I met Laura when I was twelve and she was eleven (ok, so this is more than ten years ago). We both wrote poetry, had siblings, and like to read. And a friendship was born. We'd whine and plead and beg our mother's to let us have sleep-overs and make brownies. Then, one weekend Laura's mother told her that she couldn't have anyone over that weekend because she was having treatment. Laura looked sad and asked if she promised to be quiet for the time of her treatment, could I still come over? Eventually, her mother caved and I came over armed with a “Sweet Valley High” book. That was when I found out that Laura had a chronic illness that required enzyme replacement therapy. Within a few weeks I decided to be a doctor and cure my friend's disease.

This kept up through high school where I read “Hot Zone” and told everyone I was going to be a doctor. Friends would joke that I'd cure cancer. I took every science class that I could take in high school (which I wouldn't have done without my parent's encouragement) and declared that one day I'd go to medical school.

Then, I went to college and got a job doing research. That was it. I loved doing research. I liked finding answers to questions. I even liked coming up with more questions. I also realized that if I wanted to discover the cure to any disease the way to do it wasn't through being a medical doctor, but a PhD. So, I shifted my goal of being a “doctor” slightly.

It never occurred to me to plan further than that. When pressed I told people that I'd probably be a professor after that. I wasn't too concerned about the hours it would take or the time or the uncertainty. After all, five years ago all I had to worry about was myself.

Then, Dr. Man and I (somewhat abruptly... we'd been good friends for about three or so years) started dating and decided to get married.

Now, I'm in the new position of being uncertain about what I want to do in the future. I like the idea of being a professor, but what if I can't do it? I've got to figure out a way for Dr. Man to be able to move with me to my post-doc, as I did my undergraduate degree at the same institution I'm doing my graduate degree (Dr. Man was going to medical school here before I went to grad school-- and we didn't want to do the long distance thing). Then there's the move to get a job somewhere. And then what happens if I don't get tenure? There's another move. And now I'm thinking I may want to have kids sometime in the near-ish future. Can I really do everything?

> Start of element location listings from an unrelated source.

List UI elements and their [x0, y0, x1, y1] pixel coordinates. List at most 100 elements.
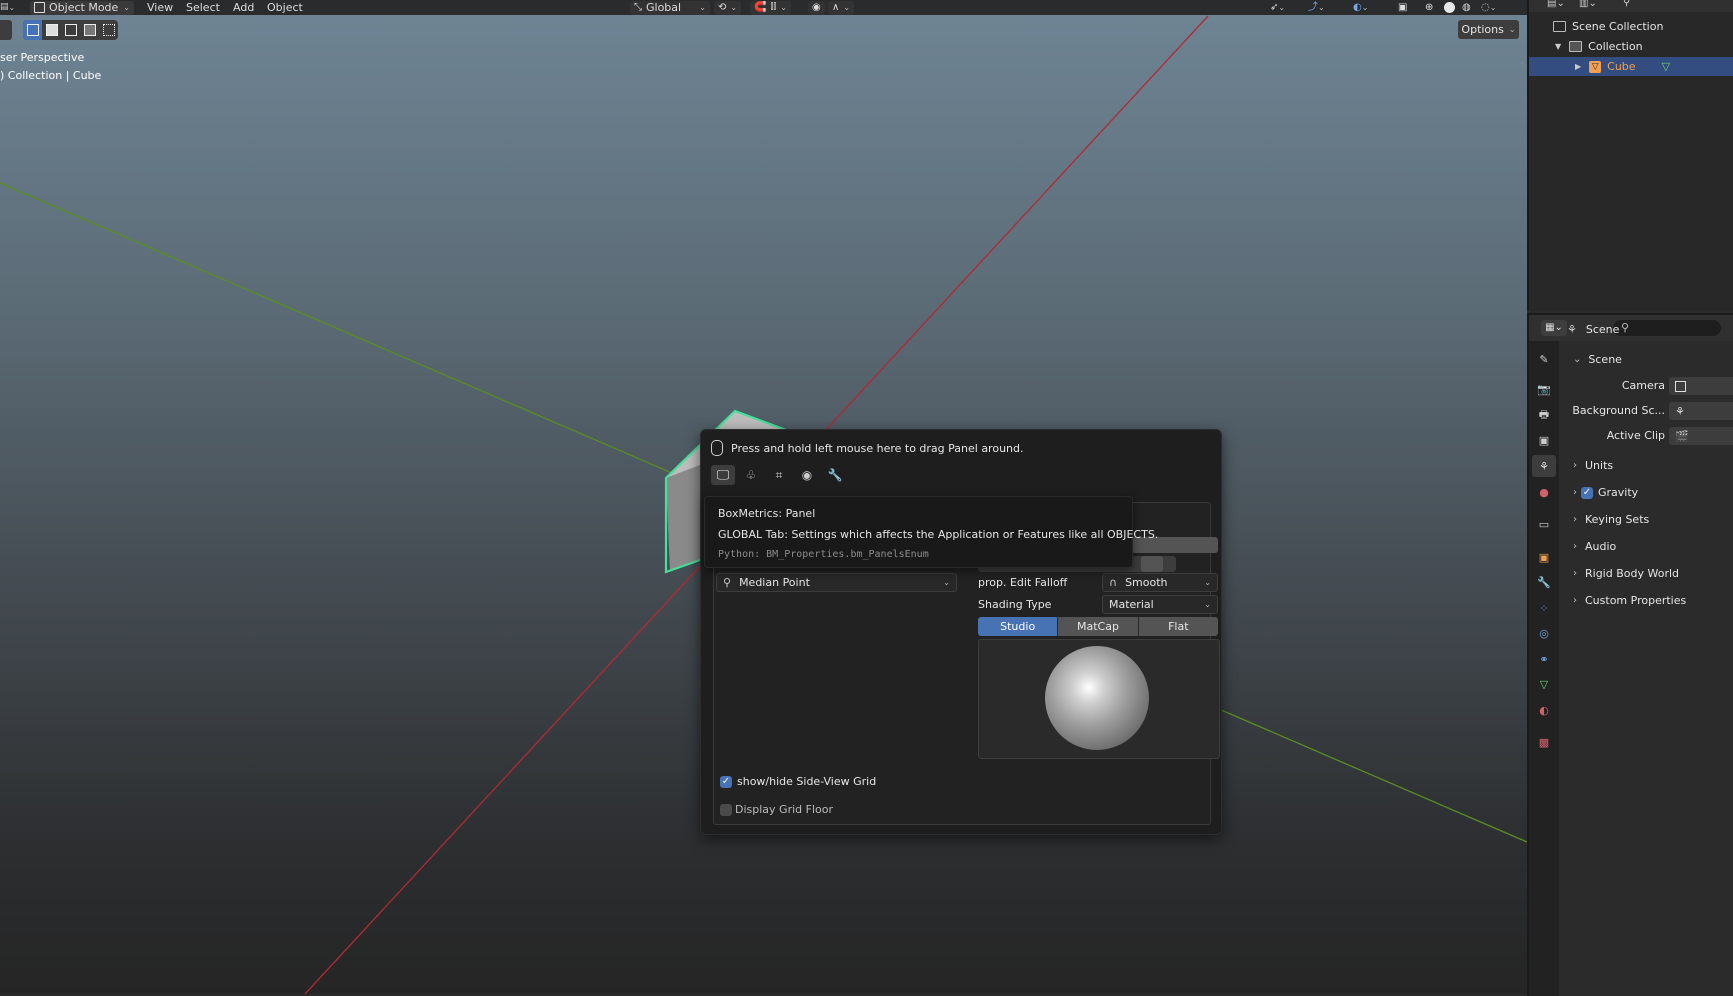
- background-scene-field[interactable]: ⚘: [1669, 402, 1733, 420]
- expand-arrow-icon[interactable]: ▶: [1575, 62, 1581, 71]
- physics-tab[interactable]: ◎: [1532, 622, 1556, 644]
- scene-panel-header[interactable]: ⌄ Scene: [1573, 353, 1622, 366]
- xray-toggle[interactable]: ▣: [1398, 0, 1407, 15]
- outliner-row-scene-collection[interactable]: Scene Collection: [1529, 17, 1733, 36]
- snap-toggle[interactable]: 🧲 ⫿⫿ ⌄: [750, 0, 791, 15]
- properties-search-input[interactable]: ⚲: [1613, 320, 1721, 336]
- boxmetrics-panel: Press and hold left mouse here to drag P…: [700, 429, 1222, 835]
- options-dropdown[interactable]: Options ⌄: [1458, 20, 1519, 39]
- expand-arrow-icon[interactable]: ▼: [1555, 42, 1561, 51]
- constraints-icon: ⚭: [1539, 652, 1549, 666]
- cube-label: Cube: [1607, 60, 1636, 73]
- custom-properties-panel-header[interactable]: › Custom Properties: [1573, 594, 1686, 607]
- select-extend-button[interactable]: [42, 20, 61, 40]
- editor-type-button[interactable]: ▤ ⌄: [0, 0, 15, 15]
- falloff-button[interactable]: ∧ ⌄: [828, 0, 855, 15]
- outliner-header: ▤⌄ ▥⌄ ⚲: [1529, 0, 1733, 12]
- collection-tab[interactable]: ▭: [1532, 513, 1556, 535]
- clip-icon: 🎬: [1675, 429, 1689, 443]
- active-clip-label: Active Clip: [1606, 429, 1665, 442]
- select-new-icon: [26, 24, 39, 36]
- wrench-icon: 🔧: [1537, 575, 1551, 589]
- outliner-editor-type-icon[interactable]: ▤⌄: [1547, 0, 1565, 9]
- particles-tab[interactable]: ⁘: [1532, 597, 1556, 619]
- units-panel-header[interactable]: › Units: [1573, 459, 1613, 472]
- shading-wireframe-button[interactable]: ⊕: [1425, 0, 1433, 15]
- grid-floor-checkbox[interactable]: [720, 804, 732, 816]
- chevron-down-icon: ⌄: [1204, 600, 1211, 609]
- scene-tab[interactable]: ⚘: [1532, 455, 1556, 477]
- chevron-right-icon: ›: [1573, 460, 1577, 471]
- lighting-matcap-button[interactable]: MatCap: [1058, 617, 1139, 636]
- shading-material-button[interactable]: ◍: [1462, 0, 1471, 15]
- wrench-icon: 🔧: [827, 468, 843, 482]
- falloff-dropdown[interactable]: ∩ Smooth ⌄: [1102, 573, 1218, 592]
- overlays-toggle[interactable]: ◐ ⌄: [1353, 0, 1368, 15]
- rigid-body-world-panel-header[interactable]: › Rigid Body World: [1573, 567, 1679, 580]
- select-invert-icon: [83, 24, 96, 36]
- select-new-button[interactable]: [23, 20, 42, 40]
- panel-drag-handle[interactable]: Press and hold left mouse here to drag P…: [711, 440, 1024, 456]
- object-tab[interactable]: ▣: [1532, 546, 1556, 568]
- sculpt-tab[interactable]: ♧: [739, 465, 763, 485]
- chevron-down-icon: ⌄: [699, 3, 706, 12]
- shading-solid-button[interactable]: [1444, 0, 1455, 15]
- gravity-checkbox[interactable]: ✓: [1581, 486, 1593, 499]
- orientation-label: Global: [646, 1, 682, 14]
- gizmo-toggle[interactable]: ➶ ⌄: [1270, 0, 1285, 15]
- active-clip-field[interactable]: 🎬: [1669, 427, 1733, 445]
- mode-dropdown[interactable]: Object Mode ⌄: [30, 0, 134, 15]
- search-icon[interactable]: ⚲: [1623, 0, 1630, 8]
- data-tab[interactable]: ▽: [1532, 673, 1556, 695]
- side-view-grid-label: show/hide Side-View Grid: [737, 775, 877, 788]
- texture-tab[interactable]: ▩: [1532, 731, 1556, 753]
- menu-add[interactable]: Add: [233, 0, 254, 15]
- pivot-point-button[interactable]: ⟲ ⌄: [714, 0, 742, 15]
- gravity-panel-header[interactable]: › ✓ Gravity: [1573, 486, 1638, 499]
- keying-sets-panel-header[interactable]: › Keying Sets: [1573, 513, 1649, 526]
- snap-tab[interactable]: ⌗: [767, 465, 791, 485]
- pivot-value: Median Point: [739, 576, 810, 589]
- collection-icon: ▭: [1538, 517, 1550, 531]
- tooltip-description: GLOBAL Tab: Settings which affects the A…: [718, 528, 1159, 541]
- select-invert-button[interactable]: [80, 20, 99, 40]
- search-icon: ⚲: [1621, 321, 1630, 334]
- global-tab[interactable]: 🖵: [711, 465, 735, 485]
- outliner-row-cube[interactable]: ▶ ▽ Cube ▽: [1529, 57, 1733, 76]
- transform-orientation-dropdown[interactable]: ⤡ Global ⌄: [630, 0, 710, 15]
- side-view-grid-checkbox[interactable]: ✓: [720, 776, 732, 788]
- outliner-row-collection[interactable]: ▼ Collection: [1529, 37, 1733, 56]
- select-subtract-button[interactable]: [61, 20, 80, 40]
- world-tab[interactable]: ●: [1532, 481, 1556, 503]
- material-tab[interactable]: ◐: [1532, 699, 1556, 721]
- sidebar-toggle-icon[interactable]: ‹: [1520, 58, 1524, 69]
- select-intersect-button[interactable]: [99, 20, 118, 40]
- properties-editor: ▦⌄ ⚲ ✎ 📷 🖶 ▣ ⚘ ● ▭ ▣ 🔧 ⁘ ◎ ⚭ ▽ ◐ ▩ ⚘ Sce…: [1527, 313, 1733, 996]
- hidden-toggle[interactable]: [1141, 556, 1163, 572]
- menu-object[interactable]: Object: [267, 0, 303, 15]
- display-mode-icon[interactable]: ▥⌄: [1579, 0, 1597, 9]
- tool-tab[interactable]: ✎: [1532, 348, 1556, 370]
- modifier-tab[interactable]: 🔧: [1532, 571, 1556, 593]
- falloff-label: prop. Edit Falloff: [978, 576, 1068, 589]
- modifier-tab[interactable]: 🔧: [823, 465, 847, 485]
- camera-field[interactable]: [1669, 377, 1733, 395]
- visibility-tab[interactable]: ◉: [795, 465, 819, 485]
- lighting-studio-button[interactable]: Studio: [978, 617, 1059, 636]
- menu-view[interactable]: View: [147, 0, 173, 15]
- menu-select[interactable]: Select: [186, 0, 220, 15]
- gizmo-transform-toggle[interactable]: ⤴ ⌄: [1308, 0, 1325, 15]
- shading-type-label: Shading Type: [978, 598, 1052, 611]
- constraints-tab[interactable]: ⚭: [1532, 648, 1556, 670]
- tool-cursor-button[interactable]: [0, 20, 12, 40]
- lighting-flat-button[interactable]: Flat: [1138, 617, 1218, 636]
- studio-light-preview[interactable]: [978, 639, 1220, 759]
- shading-rendered-button[interactable]: ◌ ⌄: [1481, 0, 1496, 15]
- physics-icon: ◎: [1539, 626, 1549, 640]
- audio-panel-header[interactable]: › Audio: [1573, 540, 1616, 553]
- chevron-down-icon: ⌄: [1508, 25, 1516, 34]
- properties-editor-type-button[interactable]: ▦⌄: [1541, 320, 1567, 336]
- pivot-dropdown[interactable]: ⚲ Median Point ⌄: [716, 573, 957, 592]
- proportional-edit-toggle[interactable]: ◉: [808, 0, 825, 15]
- shading-type-dropdown[interactable]: Material ⌄: [1102, 595, 1218, 614]
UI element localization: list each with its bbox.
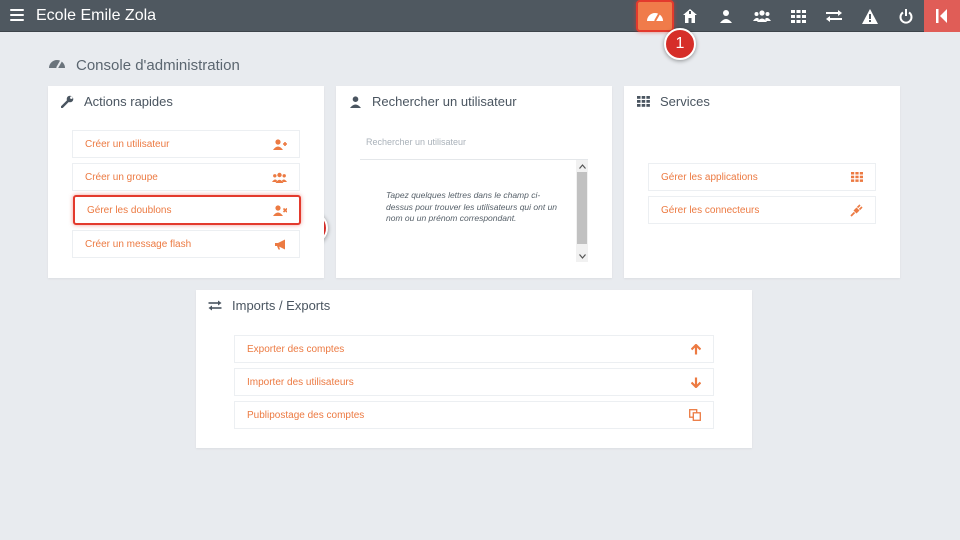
wrench-icon bbox=[60, 95, 74, 108]
user-remove-icon bbox=[273, 204, 287, 216]
group-icon[interactable] bbox=[744, 0, 780, 32]
action-label: Gérer les applications bbox=[661, 171, 758, 183]
user-search-input[interactable]: Rechercher un utilisateur bbox=[360, 128, 588, 160]
panel-header: Services bbox=[636, 94, 710, 109]
megaphone-icon bbox=[274, 239, 287, 250]
transfer-icon bbox=[208, 300, 222, 311]
action-label: Publipostage des comptes bbox=[247, 409, 365, 421]
action-label: Créer un utilisateur bbox=[85, 138, 170, 150]
action-label: Exporter des comptes bbox=[247, 343, 345, 355]
apps-grid-icon[interactable] bbox=[780, 0, 816, 32]
manage-duplicates-button[interactable]: Gérer les doublons bbox=[73, 195, 301, 225]
user-add-icon bbox=[273, 138, 287, 150]
imports-exports-panel: Imports / Exports Exporter des comptes I… bbox=[196, 290, 752, 448]
panel-title: Imports / Exports bbox=[232, 298, 331, 313]
import-users-button[interactable]: Importer des utilisateurs bbox=[234, 368, 714, 396]
manage-connectors-button[interactable]: Gérer les connecteurs bbox=[648, 196, 876, 224]
action-label: Importer des utilisateurs bbox=[247, 376, 354, 388]
scroll-down-icon[interactable] bbox=[576, 250, 588, 262]
panel-title: Rechercher un utilisateur bbox=[372, 94, 517, 109]
callout-badge-1: 1 bbox=[664, 28, 696, 60]
mail-merge-accounts-button[interactable]: Publipostage des comptes bbox=[234, 401, 714, 429]
action-label: Créer un message flash bbox=[85, 238, 192, 250]
results-scrollbar[interactable] bbox=[576, 160, 588, 262]
manage-applications-button[interactable]: Gérer les applications bbox=[648, 163, 876, 191]
create-group-button[interactable]: Créer un groupe bbox=[72, 163, 300, 191]
create-user-button[interactable]: Créer un utilisateur bbox=[72, 130, 300, 158]
group-icon bbox=[272, 172, 287, 183]
action-label: Gérer les connecteurs bbox=[661, 204, 760, 216]
panel-title: Services bbox=[660, 94, 710, 109]
quick-actions-panel: Actions rapides Créer un utilisateur Cré… bbox=[48, 86, 324, 278]
page-title: Console d'administration bbox=[76, 57, 240, 74]
create-flash-message-button[interactable]: Créer un message flash bbox=[72, 230, 300, 258]
panel-header: Rechercher un utilisateur bbox=[348, 94, 517, 109]
transfer-icon[interactable] bbox=[816, 0, 852, 32]
dashboard-icon bbox=[48, 56, 66, 75]
scrollbar-thumb[interactable] bbox=[577, 172, 587, 244]
arrow-up-icon bbox=[691, 343, 701, 355]
action-label: Gérer les doublons bbox=[87, 204, 172, 216]
action-label: Créer un groupe bbox=[85, 171, 158, 183]
arrow-down-icon bbox=[691, 377, 701, 388]
user-icon bbox=[348, 95, 362, 108]
panel-header: Imports / Exports bbox=[208, 298, 330, 313]
top-bar: Ecole Emile Zola bbox=[0, 0, 960, 32]
dashboard-icon[interactable] bbox=[637, 0, 673, 32]
user-search-panel: Rechercher un utilisateur Rechercher un … bbox=[336, 86, 612, 278]
export-accounts-button[interactable]: Exporter des comptes bbox=[234, 335, 714, 363]
search-hint-text: Tapez quelques lettres dans le champ ci-… bbox=[386, 190, 558, 223]
panel-header: Actions rapides bbox=[60, 94, 173, 109]
panel-title: Actions rapides bbox=[84, 94, 173, 109]
hamburger-menu-icon[interactable] bbox=[10, 9, 24, 21]
scroll-up-icon[interactable] bbox=[576, 160, 588, 172]
apps-grid-icon bbox=[851, 172, 863, 182]
plug-icon bbox=[850, 203, 863, 217]
exit-icon[interactable] bbox=[924, 0, 960, 32]
warning-icon[interactable] bbox=[852, 0, 888, 32]
app-title: Ecole Emile Zola bbox=[36, 7, 157, 24]
apps-grid-icon bbox=[636, 96, 650, 107]
user-icon[interactable] bbox=[708, 0, 744, 32]
services-panel: Services Gérer les applications Gérer le… bbox=[624, 86, 900, 278]
copy-icon bbox=[689, 409, 701, 421]
page-heading: Console d'administration bbox=[48, 56, 240, 75]
power-icon[interactable] bbox=[888, 0, 924, 32]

So, now I'm looking into alternate career paths and places other than the large research-intensive institutions I had planned on working at. I'm being very careful in deciding what I'm going to do next. I'm trying to honestly evaluate myself and figure out what I'm most likely to be successful at. And I'm angry at myself for not just deciding the heck with it, I'll give it my best and let the chips fall where they may. Then again I owe it the other person/hypothetical people in my life to be sure of what I want and what I can do.

I think this is what is bothering me the most about my position. Despite putting up with years of people telling me I can't do something because I'm a woman, or criticizing my job as inappropriate because I'm a woman, or discouraging me to have a career because I'm a woman, for the first time I'm doubting myself.